Do you ever feel left out in a team meeting? Do your co-workers exclude your from group discussions? Are you doing work that you find unrewarding? If you answered “yes” to any of these questions, it might be time for you to quit your job.
Often times, people tend to stay at one job because they don’t want to be seen as job hoppers, or that they can’t handle difficult situations. Other times, the need for financial stability keeps people in their current positions, despite the hardships they feel on the job. Below are several clues that might indicate it’s time to move on from your current job.
You dread going to work. If you find yourself moaning on Sunday about having to go to work the next day, you should consider why you feel this way. It could be fatigue or personal issues that are weighing you down. Try getting a little extra sleep the night before, exercising more or taking a few days off of work to clear your head. If you still find yourself checking the time throughout the day and waiting for 5 p.m. to roll around, then it might be time to find a new job.
You don’t get along with your boss. If you feel that you can cut the tension between you and your boss with a knife, chances are, they feel that way too. Try scheduling a meeting to discuss your problems and concerns before making drastic decisions. If you’ve tried to communicate with your boss about your feelings and nothing has changed, then it might be time to clean out your desk.
You get all the grunt work. If you feel that you’re being underutilized within your department while others take on more challenging tasks, then you might want to check in with your boss before you check out of your job. Talk to your boss about increasing your workload or presenting you with more engaging projects. Also, it could be you’re new to the department, so you might have to prove you worth. Remember, everyone has to do work on projects they don’t want to every now and again. However, if you’re constantly taking on the scraps while your co-workers get the good assignments, even after confronting your boss, then you might want to investigate another job opportunity.
You feel excluded from the team. If you find yourself on the outskirts of team meetings or your fellow co-workers ignore your requests to go to lunch or small talk, then you might want to inquire as to why you aren’t included. If you have spoken with your boss and tried their suggestions, and nothing has changed, a light bulb should go off inside your head.

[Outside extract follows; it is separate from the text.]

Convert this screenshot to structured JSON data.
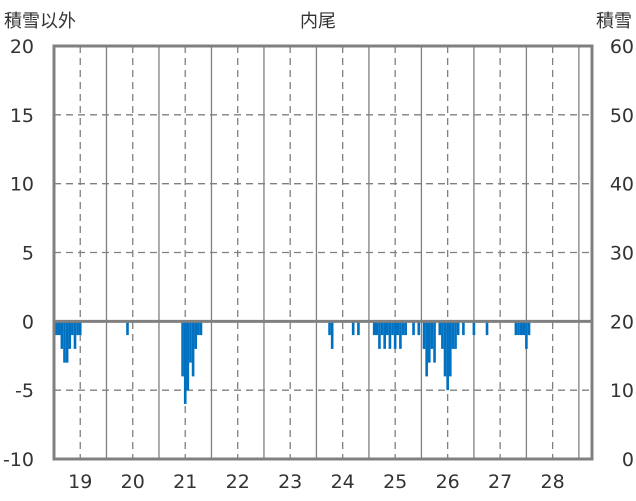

If you feel that any of these pertain to you in your current position. Try communicating with your boss and/or co-workers first before you retreat into another job. It could just be a simple miscommunication. Letting your feelings known just might be the answer to your problems. If you have tried everything possible to remedy the situation to no avail, then you might want to start looking for a new job. Remember, it is OK to not feel as though you are a perfect match within your job, but if it starts to affect your health or sanity, then leaving might be your only option.